Oil as a Weapon: Embargoes and Discounts
Since the 1973 Arab oil embargo, the “oil weapon,” or the manipulation of the international price of oil through embargoes, production cutbacks, or discounts, has become an international concern. Many leaders fear that unfriendly producers can harm other countries by cutting off access to energy resources or intentionally reduce oil production to hike up global prices. For some, the potential consequences could be even more dire: An embargo or price spike could impede a country’s ability to purchase energy resources needed to support military and national security capabilities, rendering it defenseless in the event of an attack.
U.S. policymakers are not immune to these concerns. Many have expressed fear that the country’s access to oil could be reduced if unfriendly suppliers cut off their exports to the United States, or if other consumers buy up enough resources in the global market to at least partially squeeze out the United States. Additionally, price spikes caused by intentional supply disruptions in the global market could harm U.S. national security by reducing America’s wealth. If these policymakers’ fears are correct, the oil weapon could significantly impact future diplomatic and military decisions.
The Stick: Embargoes
Many countries, including the United States, have attempted to use embargoes to shape other states’ policy decisions. Oil producers can refuse to send their exports to a given country, as Arab countries did in response to the United States’ support for Israel during the Yom Kippur and Six-Day wars. Major consumers can also prohibit oil imports from a specific producer country, as the United States has done to discourage Iran’s illicit nuclear activities.

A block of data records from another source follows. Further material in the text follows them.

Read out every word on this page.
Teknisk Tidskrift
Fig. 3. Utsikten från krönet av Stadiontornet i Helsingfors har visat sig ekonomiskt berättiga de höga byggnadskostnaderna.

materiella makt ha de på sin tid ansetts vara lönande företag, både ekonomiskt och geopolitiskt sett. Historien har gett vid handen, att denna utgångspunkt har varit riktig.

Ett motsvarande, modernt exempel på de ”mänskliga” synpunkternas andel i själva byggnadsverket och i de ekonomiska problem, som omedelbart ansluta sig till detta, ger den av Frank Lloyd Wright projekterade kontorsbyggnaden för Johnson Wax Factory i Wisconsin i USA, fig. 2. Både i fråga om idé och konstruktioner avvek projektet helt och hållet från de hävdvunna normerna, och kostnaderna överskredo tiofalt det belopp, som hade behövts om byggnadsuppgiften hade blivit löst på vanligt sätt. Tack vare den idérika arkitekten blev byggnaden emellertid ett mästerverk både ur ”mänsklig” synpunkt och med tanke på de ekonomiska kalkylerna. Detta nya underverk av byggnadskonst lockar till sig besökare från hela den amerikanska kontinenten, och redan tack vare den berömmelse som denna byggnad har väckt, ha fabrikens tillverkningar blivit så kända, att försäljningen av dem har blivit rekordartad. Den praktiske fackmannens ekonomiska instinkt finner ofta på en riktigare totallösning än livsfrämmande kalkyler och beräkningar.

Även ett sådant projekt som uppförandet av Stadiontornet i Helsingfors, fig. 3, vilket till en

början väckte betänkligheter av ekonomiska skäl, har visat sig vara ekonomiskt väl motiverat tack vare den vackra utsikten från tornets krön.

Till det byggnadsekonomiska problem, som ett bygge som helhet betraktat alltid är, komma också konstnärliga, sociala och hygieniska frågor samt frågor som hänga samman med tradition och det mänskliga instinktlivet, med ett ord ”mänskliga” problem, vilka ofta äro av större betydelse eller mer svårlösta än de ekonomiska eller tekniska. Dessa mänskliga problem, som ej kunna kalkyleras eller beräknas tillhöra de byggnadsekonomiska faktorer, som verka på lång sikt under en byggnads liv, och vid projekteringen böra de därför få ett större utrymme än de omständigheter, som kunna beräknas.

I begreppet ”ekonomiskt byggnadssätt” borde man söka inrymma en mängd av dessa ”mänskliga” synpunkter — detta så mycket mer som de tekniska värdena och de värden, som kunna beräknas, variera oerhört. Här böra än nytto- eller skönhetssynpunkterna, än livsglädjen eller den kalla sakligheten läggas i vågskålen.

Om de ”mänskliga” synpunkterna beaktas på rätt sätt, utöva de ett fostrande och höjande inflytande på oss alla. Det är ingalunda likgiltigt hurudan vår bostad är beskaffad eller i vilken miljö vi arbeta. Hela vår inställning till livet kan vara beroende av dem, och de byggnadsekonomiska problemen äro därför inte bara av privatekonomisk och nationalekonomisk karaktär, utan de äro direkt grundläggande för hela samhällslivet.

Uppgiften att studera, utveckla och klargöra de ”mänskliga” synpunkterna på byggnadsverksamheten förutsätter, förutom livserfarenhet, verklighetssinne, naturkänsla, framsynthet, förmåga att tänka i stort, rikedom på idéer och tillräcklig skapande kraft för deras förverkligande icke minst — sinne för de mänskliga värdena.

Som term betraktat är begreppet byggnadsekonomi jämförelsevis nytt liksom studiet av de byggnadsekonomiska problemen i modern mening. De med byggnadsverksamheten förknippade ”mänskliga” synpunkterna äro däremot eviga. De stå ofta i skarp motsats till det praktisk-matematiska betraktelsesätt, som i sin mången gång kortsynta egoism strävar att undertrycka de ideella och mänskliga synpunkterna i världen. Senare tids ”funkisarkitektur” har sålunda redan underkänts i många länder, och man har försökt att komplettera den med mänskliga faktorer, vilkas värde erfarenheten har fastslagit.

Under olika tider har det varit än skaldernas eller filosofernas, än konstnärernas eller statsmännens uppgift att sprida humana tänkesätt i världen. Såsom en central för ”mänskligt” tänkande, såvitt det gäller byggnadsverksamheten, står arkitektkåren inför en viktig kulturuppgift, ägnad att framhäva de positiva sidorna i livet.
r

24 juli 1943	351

Historically, however, the efficacy of embargoes has been weak.1 Export embargoes are intended to exert political pressure by eliminating a significant chunk of the consumer’s energy supply. But oil is a fungible commodity, and the targets of export embargoes typically have been able to replace lost oil with imports from other producers with relative ease. The 1967 Arab oil embargo is a good example: Though Arab states hoped to pressure the United States and Britain into withdrawing their support for Israel by withholding oil, both countries were able to compensate by importing supplies from other countries. Likewise, producers that have found themselves cut off from a particular consumer market for political reasons are usually able to find other buyers. For embargoes to work, countries applying them must also be willing and able to blockade their targets to keep them from receiving replacement oil supplies from other sources.
Signs like the one above, in a gas station in Lincoln City, Oregon, were common during the 1973 oil crisis.

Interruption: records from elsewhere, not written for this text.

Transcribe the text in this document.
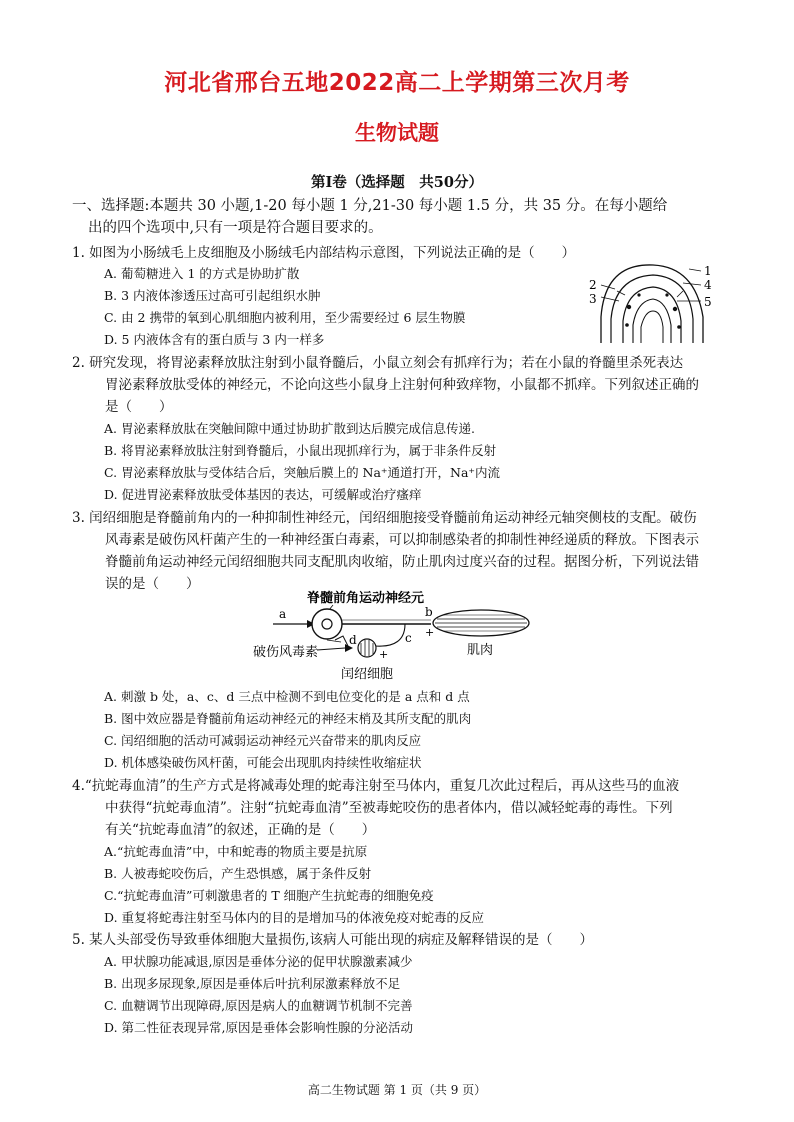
河北省邢台五地2022高二上学期第三次月考
生物试题
第Ⅰ卷（选择题　共50分）
一、选择题:本题共 30 小题,1-20 每小题 1 分,21-30 每小题 1.5 分，共 35 分。在每小题给
出的四个选项中,只有一项是符合题目要求的。
1. 如图为小肠绒毛上皮细胞及小肠绒毛内部结构示意图，下列说法正确的是（　　）
A. 葡萄糖进入 1 的方式是协助扩散
B. 3 内液体渗透压过高可引起组织水肿
C. 由 2 携带的氧到心肌细胞内被利用，至少需要经过 6 层生物膜
D. 5 内液体含有的蛋白质与 3 内一样多
1
4
5
2
3
2. 研究发现，将胃泌素释放肽注射到小鼠脊髓后，小鼠立刻会有抓痒行为；若在小鼠的脊髓里杀死表达
胃泌素释放肽受体的神经元，不论向这些小鼠身上注射何种致痒物，小鼠都不抓痒。下列叙述正确的
是（　　）
A. 胃泌素释放肽在突触间隙中通过协助扩散到达后膜完成信息传递.
B. 将胃泌素释放肽注射到脊髓后，小鼠出现抓痒行为，属于非条件反射
C. 胃泌素释放肽与受体结合后，突触后膜上的 Na⁺通道打开，Na⁺内流
D. 促进胃泌素释放肽受体基因的表达，可缓解或治疗瘙痒
3. 闰绍细胞是脊髓前角内的一种抑制性神经元，闰绍细胞接受脊髓前角运动神经元轴突侧枝的支配。破伤
风毒素是破伤风杆菌产生的一种神经蛋白毒素，可以抑制感染者的抑制性神经递质的释放。下图表示
脊髓前角运动神经元闰绍细胞共同支配肌肉收缩，防止肌肉过度兴奋的过程。据图分析，下列说法错
误的是（　　）
脊髓前角运动神经元
a	b
+
c
d
+
破伤风毒素
闰绍细胞
肌肉
A. 刺激 b 处，a、c、d 三点中检测不到电位变化的是 a 点和 d 点
B. 图中效应器是脊髓前角运动神经元的神经末梢及其所支配的肌肉
C. 闰绍细胞的活动可减弱运动神经元兴奋带来的肌肉反应
D. 机体感染破伤风杆菌，可能会出现肌肉持续性收缩症状
4.“抗蛇毒血清”的生产方式是将减毒处理的蛇毒注射至马体内，重复几次此过程后，再从这些马的血液
中获得“抗蛇毒血清”。注射“抗蛇毒血清”至被毒蛇咬伤的患者体内，借以减轻蛇毒的毒性。下列
有关“抗蛇毒血清”的叙述，正确的是（　　）
A.“抗蛇毒血清”中，中和蛇毒的物质主要是抗原
B. 人被毒蛇咬伤后，产生恐惧感，属于条件反射
C.“抗蛇毒血清”可刺激患者的 T 细胞产生抗蛇毒的细胞免疫
D. 重复将蛇毒注射至马体内的目的是增加马的体液免疫对蛇毒的反应
5. 某人头部受伤导致垂体细胞大量损伤,该病人可能出现的病症及解释错误的是（　　）
A. 甲状腺功能减退,原因是垂体分泌的促甲状腺激素减少
B. 出现多尿现象,原因是垂体后叶抗利尿激素释放不足
C. 血糖调节出现障碍,原因是病人的血糖调节机制不完善
D. 第二性征表现异常,原因是垂体会影响性腺的分泌活动
高二生物试题 第 1 页（共 9 页）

(National Archives and Records Administration/Wikimedia Commons)
The Carrot: Discounts
Export discounts represent the opposite side of the coin: Rather than attempting to change another state’s behavior through pressure, oil producers use discounts to try to bribe other states to behave in a favorable way by offering them special deals on energy supplies. Some worry this could harm U.S. national security by allowing producers to use trade bargains to purchase the loyalty of specific consumers. This in turn could shape those consumers’ foreign policy behavior in ways unfavorable to U.S. security interests — particularly if the producer with influence is an adversary intent on harming the United States.

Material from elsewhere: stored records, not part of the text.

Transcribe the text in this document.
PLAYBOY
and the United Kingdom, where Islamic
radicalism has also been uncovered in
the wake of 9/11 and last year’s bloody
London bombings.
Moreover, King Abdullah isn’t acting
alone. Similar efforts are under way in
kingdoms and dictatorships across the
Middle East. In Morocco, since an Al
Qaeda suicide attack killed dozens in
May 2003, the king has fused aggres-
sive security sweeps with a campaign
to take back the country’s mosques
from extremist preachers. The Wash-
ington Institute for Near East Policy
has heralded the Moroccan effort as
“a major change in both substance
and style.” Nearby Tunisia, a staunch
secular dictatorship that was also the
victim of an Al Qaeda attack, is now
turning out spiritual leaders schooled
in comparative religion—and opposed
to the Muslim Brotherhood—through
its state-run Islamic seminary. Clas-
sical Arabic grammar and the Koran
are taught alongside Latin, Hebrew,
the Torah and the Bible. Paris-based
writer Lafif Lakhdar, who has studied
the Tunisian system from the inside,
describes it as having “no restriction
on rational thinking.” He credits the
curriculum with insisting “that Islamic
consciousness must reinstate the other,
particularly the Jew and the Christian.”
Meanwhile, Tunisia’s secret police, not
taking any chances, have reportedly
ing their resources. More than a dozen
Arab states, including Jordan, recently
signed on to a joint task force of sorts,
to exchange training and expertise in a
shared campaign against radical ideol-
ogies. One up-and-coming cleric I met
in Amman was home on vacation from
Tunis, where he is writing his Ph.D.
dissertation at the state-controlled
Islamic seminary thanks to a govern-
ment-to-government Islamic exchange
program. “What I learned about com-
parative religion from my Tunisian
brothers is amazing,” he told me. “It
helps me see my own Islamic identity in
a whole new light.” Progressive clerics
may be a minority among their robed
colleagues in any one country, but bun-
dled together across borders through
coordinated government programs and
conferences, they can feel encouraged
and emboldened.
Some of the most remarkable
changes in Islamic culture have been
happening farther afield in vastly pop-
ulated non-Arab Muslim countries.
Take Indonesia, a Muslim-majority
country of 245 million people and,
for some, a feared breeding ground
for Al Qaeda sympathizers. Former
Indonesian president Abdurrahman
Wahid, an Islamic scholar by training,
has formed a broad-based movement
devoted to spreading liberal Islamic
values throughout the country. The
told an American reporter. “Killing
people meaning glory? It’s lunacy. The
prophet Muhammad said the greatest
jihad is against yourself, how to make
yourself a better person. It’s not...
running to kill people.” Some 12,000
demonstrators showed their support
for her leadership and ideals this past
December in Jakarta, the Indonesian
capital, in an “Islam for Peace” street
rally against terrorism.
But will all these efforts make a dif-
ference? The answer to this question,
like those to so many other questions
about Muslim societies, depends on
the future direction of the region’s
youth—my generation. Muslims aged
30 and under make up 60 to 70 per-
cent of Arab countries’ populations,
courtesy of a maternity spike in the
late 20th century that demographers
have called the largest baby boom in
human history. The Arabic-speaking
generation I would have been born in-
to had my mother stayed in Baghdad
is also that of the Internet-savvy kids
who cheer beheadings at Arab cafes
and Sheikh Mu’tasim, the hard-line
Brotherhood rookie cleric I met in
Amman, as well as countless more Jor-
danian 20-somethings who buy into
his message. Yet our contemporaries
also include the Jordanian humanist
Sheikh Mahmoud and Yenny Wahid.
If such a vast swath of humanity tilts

Though the oil carrot has been slightly more effective than the stick, it too has had a mixed record of success. While oil trade relationships are important, they ultimately do not trump national interests. In the past, consuming countries receiving a discount on their oil have not shown a proclivity for acting in ways that run counter to their interests for the sake of preserving their trade relationships. Egypt, for example, chose to forgo substantial oil subsidies — along with billions of dollars of aid — from Arab producers when it signed the Camp David Accords in 1978. In doing so, it traded energy-related economic benefits for security and diplomatic gains.
[1] Keith Crane, Andreas Goldthau, Michael Toman, Thomas Light, Stuart Johnson, Alireza Nader, Angel Rabasa & Harun Dogo, Imported Oil and U.S. National Security (Santa Monica: RAND Corporation, 2009).